[druid-user] Getting UNABLE_TO_CONNECT_TO_STREAM when resuming Kafka Supervisor

I have a Kafka datasource. I had to update the ingestion spec and I submitted the updated spec via a POST call. This triggered the current running index_kafka tasks for this source to go the segment hand-off phase but new index_kafka tasks were not getting created. The supervisor then moved to UNABLE_TO_CONNECT_TO_STREAM state. So I suspended the data source and tried resuming it, it stays in CREATING_TASKS for a while but eventually moves to UNABLE_TO_CONNECT_TO_STREAM. In the overlord log, I do see an WARN message saying

WARN [KafkaSupervisor-poc_kafka_source_hourly] org.apache.druid.indexing.seekablestream.supervisor.SeekableStreamSupervisor - Exception in supervisor run loop for dataSource [poc_kafka_source_hourly]

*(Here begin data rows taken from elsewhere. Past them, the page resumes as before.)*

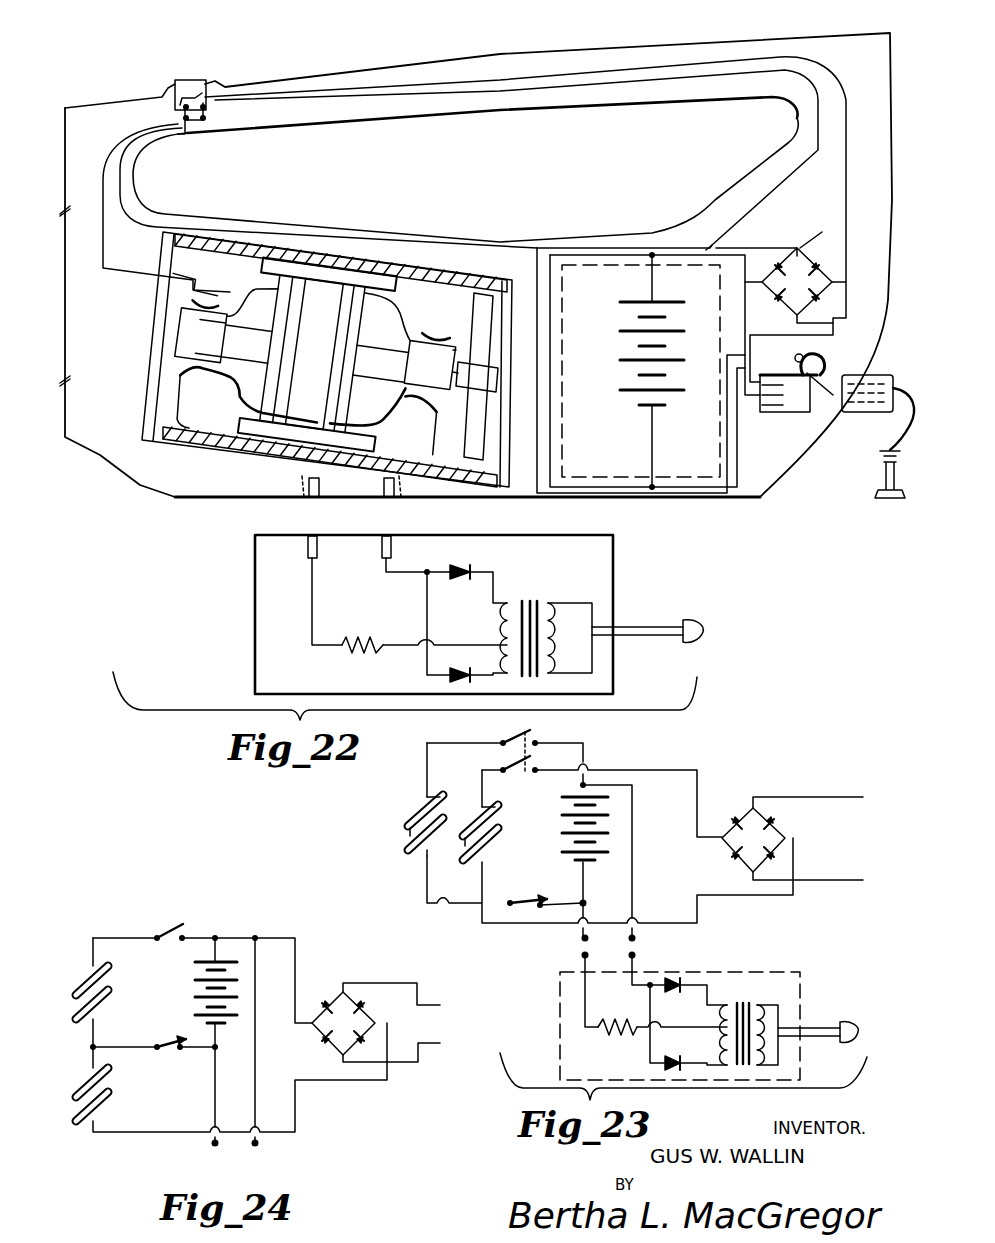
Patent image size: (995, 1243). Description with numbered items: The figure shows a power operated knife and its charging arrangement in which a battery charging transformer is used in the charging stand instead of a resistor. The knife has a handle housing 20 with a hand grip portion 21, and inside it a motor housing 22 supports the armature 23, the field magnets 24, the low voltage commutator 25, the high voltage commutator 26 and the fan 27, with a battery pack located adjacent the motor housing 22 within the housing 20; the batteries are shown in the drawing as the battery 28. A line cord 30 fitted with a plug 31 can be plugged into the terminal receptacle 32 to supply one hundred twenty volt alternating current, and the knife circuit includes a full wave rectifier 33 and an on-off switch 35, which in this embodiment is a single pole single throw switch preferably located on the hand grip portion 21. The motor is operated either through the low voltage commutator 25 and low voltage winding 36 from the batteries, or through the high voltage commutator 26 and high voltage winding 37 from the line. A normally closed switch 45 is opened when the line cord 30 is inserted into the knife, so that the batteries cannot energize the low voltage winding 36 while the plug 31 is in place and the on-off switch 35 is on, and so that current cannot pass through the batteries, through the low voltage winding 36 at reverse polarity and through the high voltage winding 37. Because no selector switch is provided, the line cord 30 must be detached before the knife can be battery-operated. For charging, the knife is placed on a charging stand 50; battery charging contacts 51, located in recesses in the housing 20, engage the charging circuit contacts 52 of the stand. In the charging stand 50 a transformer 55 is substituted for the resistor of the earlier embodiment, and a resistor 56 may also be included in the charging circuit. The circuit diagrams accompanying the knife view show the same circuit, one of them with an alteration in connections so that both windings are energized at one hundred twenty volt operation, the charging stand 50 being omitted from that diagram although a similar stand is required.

In FIG. 22, the handle housing 20 is at (757, 502).
In FIG. 22, the hand grip portion 21 is at (547, 53).
In FIG. 22, the motor housing 22 is at (282, 447).
In FIG. 22, the armature 23 is at (326, 292).
In FIG. 22, the field magnets 24 is at (354, 273).
In FIG. 22, the low voltage commutator 25 is at (188, 338).
In FIG. 22, the high voltage commutator 26 is at (431, 348).
In FIG. 22, the fan 27 is at (480, 300).
In FIG. 22, the battery 28 is at (628, 362).
In FIG. 23, the battery 28 is at (563, 853).
In FIG. 24, the battery 28 is at (232, 960).
In FIG. 22, the line cord 30 is at (882, 466).
In FIG. 22, the plug 31 is at (867, 375).
In FIG. 22, the terminal receptacle 32 is at (788, 414).
In FIG. 22, the full wave rectifier 33 is at (795, 258).
In FIG. 23, the full wave rectifier 33 is at (751, 810).
In FIG. 24, the full wave rectifier 33 is at (342, 990).
In FIG. 22, the on-off switch 35 is at (193, 82).
In FIG. 23, the on-off switch 35 is at (523, 767).
In FIG. 24, the on-off switch 35 is at (178, 925).
In FIG. 22, the low voltage winding 36 is at (273, 394).
In FIG. 23, the low voltage winding 36 is at (412, 822).
In FIG. 24, the low voltage winding 36 is at (110, 994).
In FIG. 22, the high voltage winding 37 is at (380, 421).
In FIG. 23, the high voltage winding 37 is at (468, 856).
In FIG. 24, the high voltage winding 37 is at (110, 1098).
In FIG. 22, the switch 45 is at (810, 382).
In FIG. 23, the switch 45 is at (527, 908).
In FIG. 24, the switch 45 is at (168, 1050).
In FIG. 22, the charging stand 50 is at (254, 578).
In FIG. 23, the charging stand 50 is at (767, 970).
In FIG. 22, the battery charging contacts 51 is at (311, 490).
In FIG. 23, the battery charging contacts 51 is at (584, 938).
In FIG. 24, the battery charging contacts 51 is at (214, 1143).
In FIG. 22, the charging circuit contacts 52 is at (380, 545).
In FIG. 23, the charging circuit contacts 52 is at (580, 955).
In FIG. 22, the transformer 55 is at (534, 600).
In FIG. 23, the transformer 55 is at (773, 1003).
In FIG. 22, the resistor 56 is at (354, 650).
In FIG. 23, the resistor 56 is at (624, 1032).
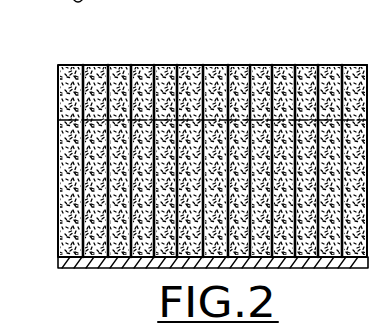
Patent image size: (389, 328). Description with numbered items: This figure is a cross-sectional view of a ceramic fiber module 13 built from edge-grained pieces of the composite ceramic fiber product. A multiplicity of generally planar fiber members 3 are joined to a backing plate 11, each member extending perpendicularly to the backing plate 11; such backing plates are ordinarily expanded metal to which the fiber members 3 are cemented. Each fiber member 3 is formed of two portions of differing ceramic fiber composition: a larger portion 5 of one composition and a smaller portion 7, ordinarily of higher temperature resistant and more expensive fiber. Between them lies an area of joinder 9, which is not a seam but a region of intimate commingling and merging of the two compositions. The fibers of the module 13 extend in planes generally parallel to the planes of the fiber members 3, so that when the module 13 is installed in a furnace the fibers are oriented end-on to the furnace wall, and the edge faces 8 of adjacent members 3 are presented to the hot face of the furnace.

The composite ceramic fiber member 3 is at (369, 196).
The portion 5 is at (82, 183).
The portion 7 is at (78, 88).
The edge faces 8 is at (292, 64).
The area of joinder 9 is at (84, 121).
The backing plate 11 is at (121, 268).
The module 13 is at (266, 50).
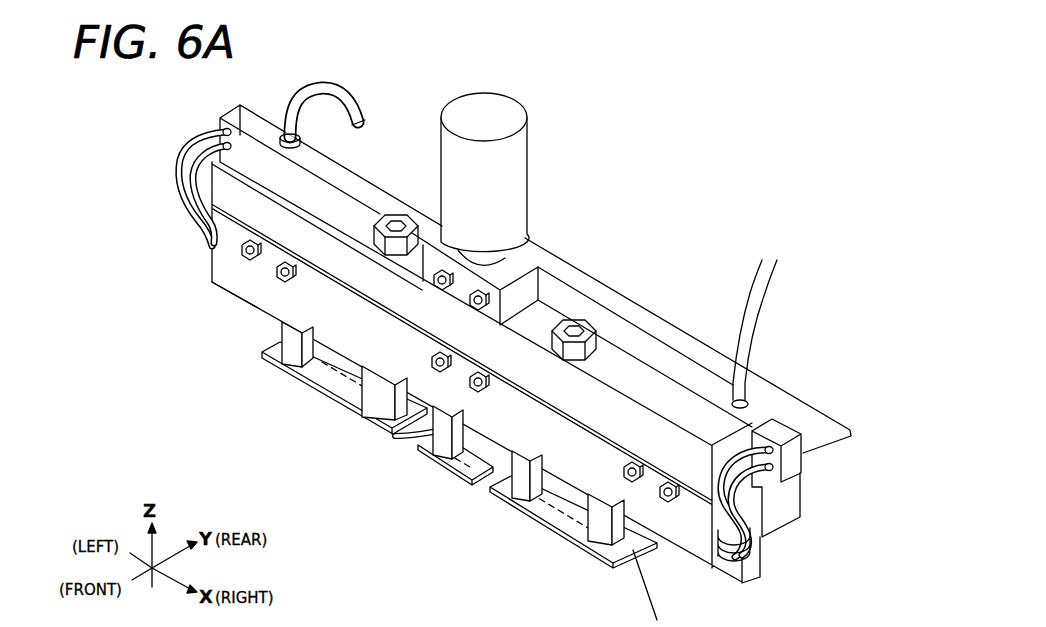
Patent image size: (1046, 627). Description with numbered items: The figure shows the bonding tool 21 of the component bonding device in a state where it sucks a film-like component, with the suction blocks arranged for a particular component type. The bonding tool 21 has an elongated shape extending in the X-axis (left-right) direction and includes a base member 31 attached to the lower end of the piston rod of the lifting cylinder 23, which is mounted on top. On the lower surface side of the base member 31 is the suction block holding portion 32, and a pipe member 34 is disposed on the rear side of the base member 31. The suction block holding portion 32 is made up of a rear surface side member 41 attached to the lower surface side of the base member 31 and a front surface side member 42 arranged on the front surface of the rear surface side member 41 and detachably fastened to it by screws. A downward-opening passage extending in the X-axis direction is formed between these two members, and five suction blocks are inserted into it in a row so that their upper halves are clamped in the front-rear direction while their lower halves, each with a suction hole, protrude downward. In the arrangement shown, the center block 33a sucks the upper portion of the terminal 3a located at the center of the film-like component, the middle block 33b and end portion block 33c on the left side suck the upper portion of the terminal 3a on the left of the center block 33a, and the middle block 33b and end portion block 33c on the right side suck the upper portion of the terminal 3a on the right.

The bonding tool 21 is at (602, 227).
The lifting cylinder 23 is at (522, 168).
The base member 31 is at (683, 392).
The suction block holding portion 32 is at (219, 287).
The center block 33a is at (453, 445).
The middle block 33b is at (537, 497).
The end portion block 33c is at (600, 530).
The terminal 3a is at (560, 537).
The pipe member 34 is at (630, 338).
The rear surface side member 41 is at (782, 520).
The front surface side member 42 is at (270, 300).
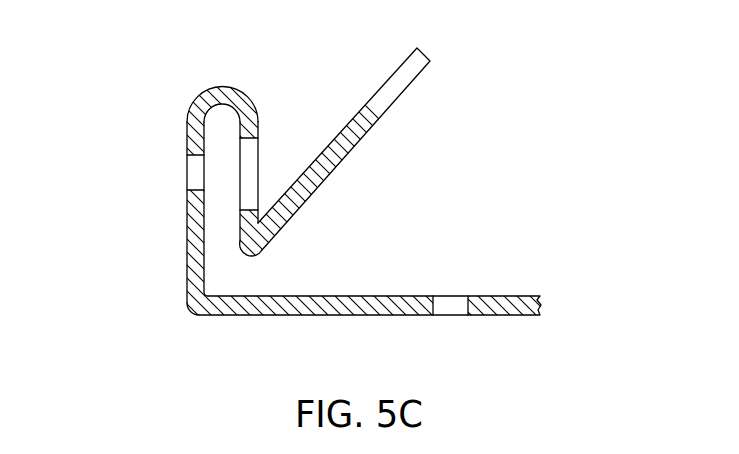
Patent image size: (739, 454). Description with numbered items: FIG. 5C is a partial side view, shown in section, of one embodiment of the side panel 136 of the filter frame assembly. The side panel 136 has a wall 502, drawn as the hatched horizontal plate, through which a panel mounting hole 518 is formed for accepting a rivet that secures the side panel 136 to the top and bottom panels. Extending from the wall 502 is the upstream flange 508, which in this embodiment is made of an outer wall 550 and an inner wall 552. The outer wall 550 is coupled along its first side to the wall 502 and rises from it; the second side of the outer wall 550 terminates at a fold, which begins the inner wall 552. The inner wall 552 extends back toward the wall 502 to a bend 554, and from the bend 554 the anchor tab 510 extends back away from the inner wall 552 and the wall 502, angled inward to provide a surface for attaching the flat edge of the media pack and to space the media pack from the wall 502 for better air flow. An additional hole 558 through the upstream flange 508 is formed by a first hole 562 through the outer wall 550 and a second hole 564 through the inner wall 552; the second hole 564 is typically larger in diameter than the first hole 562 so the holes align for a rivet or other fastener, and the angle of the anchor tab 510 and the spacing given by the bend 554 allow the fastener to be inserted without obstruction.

The side panel 136 is at (533, 62).
The wall 502 is at (370, 303).
The upstream flange 508 is at (277, 174).
The anchor tab 510 is at (402, 95).
The panel mounting hole 518 is at (467, 313).
The outer wall 550 is at (187, 252).
The inner wall 552 is at (258, 110).
The bend 554 is at (264, 252).
The additional hole 558 is at (175, 177).
The first hole 562 is at (197, 158).
The second hole 564 is at (245, 210).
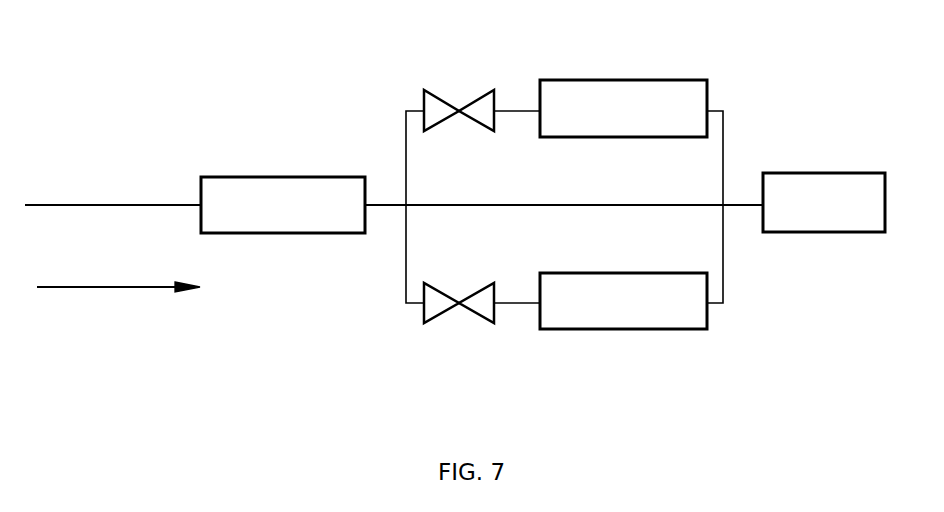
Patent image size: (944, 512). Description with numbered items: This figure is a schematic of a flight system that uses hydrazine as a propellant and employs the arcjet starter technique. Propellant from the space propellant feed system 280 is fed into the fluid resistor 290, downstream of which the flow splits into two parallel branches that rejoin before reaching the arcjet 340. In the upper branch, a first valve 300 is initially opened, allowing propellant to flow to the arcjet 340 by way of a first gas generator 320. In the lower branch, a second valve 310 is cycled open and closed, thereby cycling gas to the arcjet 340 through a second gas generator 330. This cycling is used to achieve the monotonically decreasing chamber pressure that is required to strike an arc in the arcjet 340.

The space propellant feed system 280 is at (132, 287).
The fluid resistor 290 is at (270, 176).
The first valve 300 is at (452, 102).
The second valve 310 is at (468, 312).
The first gas generator 320 is at (590, 79).
The second gas generator 330 is at (603, 330).
The arcjet 340 is at (808, 172).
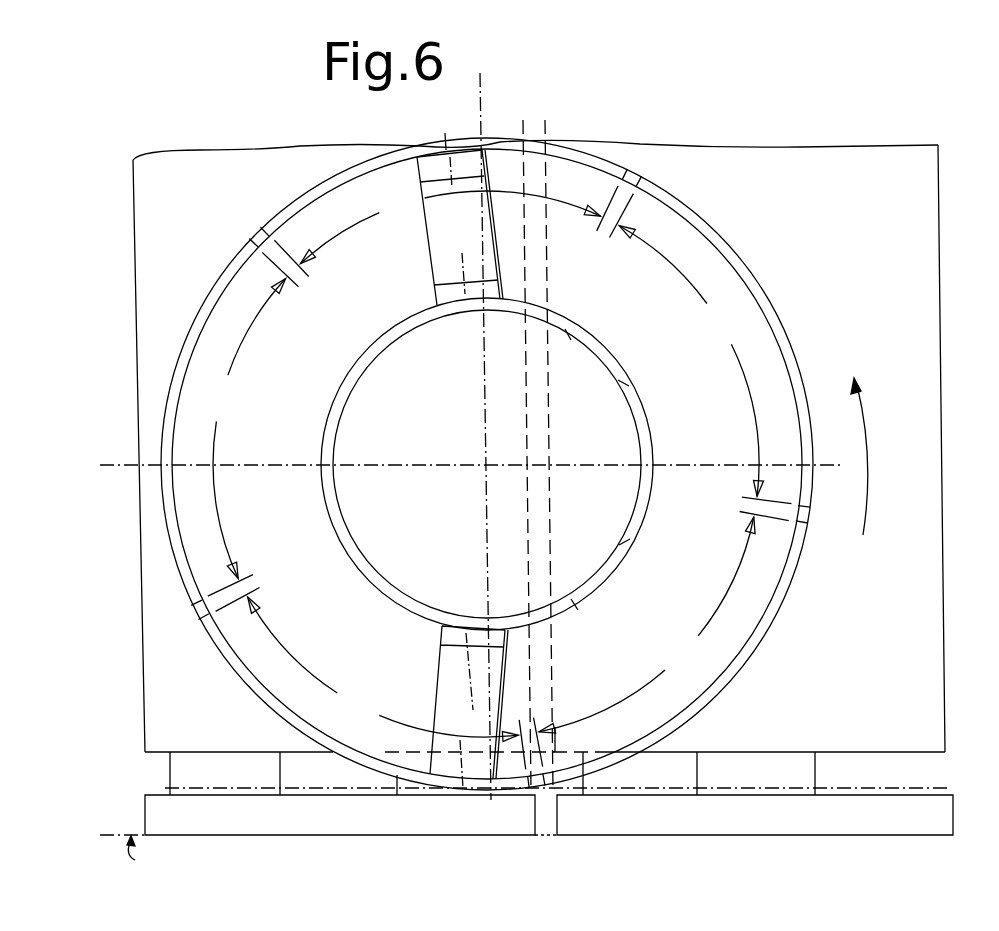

It doesn’t print the complete stack trace for the exception. Resetting the supervisor made it work eventually but we cannot do that in production.

Any errors in any other log, like middle manager or historical?

Interesting - as that state seems to imply that Druid doesn’t think it’s connected to that stream before:

Does that make sense in your scenario?

And +1 to Rachel on the other log files…